Area arts events Oct. 8

Rep staging Silverstein plays
PERRYSBURG – The Toledo Rep will present "An Adult Evening Of Shel Silverstein" Saturday at 8
p.m. at the Owens Community College Center for the Fine and Performing Arts, off Oregon Road in
Perrysburg Township.
Directed by Jeffrey J. Albright, the show is part of the troupe’s Edgy Readings series.
In the darkly comic world of Shel Silverstein, a world where nothing is as it seems and where the most
innocent conversation can turn menacing in an instant. The seven imaginative plays in this collection
range widely in content. The plays include "One Tennis Shoe," "Bus Stop,"
"Going Once," "The Best Daddy"," The Lifeboat Is Sinking," "Buy One
Get One Free" and "Wash And Dry."
A reception will be held at 7:30 p.m.
Museum hosts Literati party
TOLEDO – The Toledo Museum of Art will host a party Literati! on Friday, from 6:30 from 9:30 p.m. in the
museum’s former Art in Glass Gallery.
The social event celebrates the museum’s fall exhibitions, three of which highlight the powerful
connection between art and literature, imagery and words. Partygoers are encouraged to come costumed as
their favorite fictional character and be part of bringing "lit" to life.

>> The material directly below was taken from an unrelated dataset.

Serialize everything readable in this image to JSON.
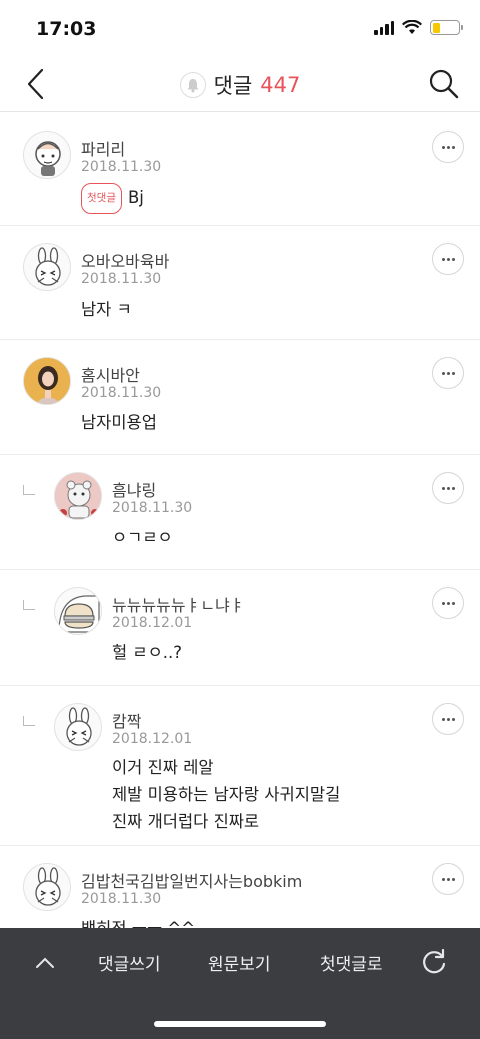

Throughout the evening there will be hands-on activities, photo booths, food and a cash bar. The event is
free for members of the museum. Non-members can purchase tickets for $20 by calling (419) 255-8000 x
7448.
Exhibitions now on display or opening soon at the Museum include:
¥ Chihuly Toledo! through Nov. 29, Glass Pavilion. Rarely seen sketches and early works by the famed
glass artist drawn from the Museum’s own collection make up this special exhibit.
¥ Storybook Stars: Award-Winning Illustrations from the Mazza Collection, opening Friday and continuing
through Jan. 31, Works on Paper Galleries. The exhibit features 75 illustrations from artists who have
won major awards for their work in children’s books. Most works, which include illustrations by Maurice
Sendak, Eric Carle, Arnold Lobel and Theodor Geisel (Dr. Seuss), are from the Mazza Museum at the
University of Findlay.
¥ LitGraphic: The World of the Graphic Novel through Jan. 3 in the Canaday Gallery. The traveling exhibit
contains 146 artworks by 24 contemporary graphic novelists and historic practitioners.
Pyramid secret focus of talk
TOLEDO – Robert Brier, an avid Egyptologist and one of the world’s foremost authorities on mummies, will
discuss a radical new theory of how the pyramid was built and the recently discovered evidence that
supports the theory Friday at 7:30 p.m. in the Little Theater at the Toledo Museum of Art.
"The Secret of the Great Pyramid" is the first in a series of presentations being co-sponsored
by the Archaeological Institute of America-Toledo Society and the museum.
The Friday evening presentation at the Museum will focus on Brier’s explorations of the Great Pyramid
with French architect Jean-Pierre Houdin, a venture that also became the subject of a recent National
Geographic television special as well as a new book.
The next presentation in the series, the Annual Kurt Luckner Lecture, is "Miles Up the Nile."
Oct. 23 at 7:30 p.m. with Carolyn M. Putney, the Museum’s interim deputy director and director of
collections and Asian art, and Richard H. Putney, professor of art history at the University of Toledo.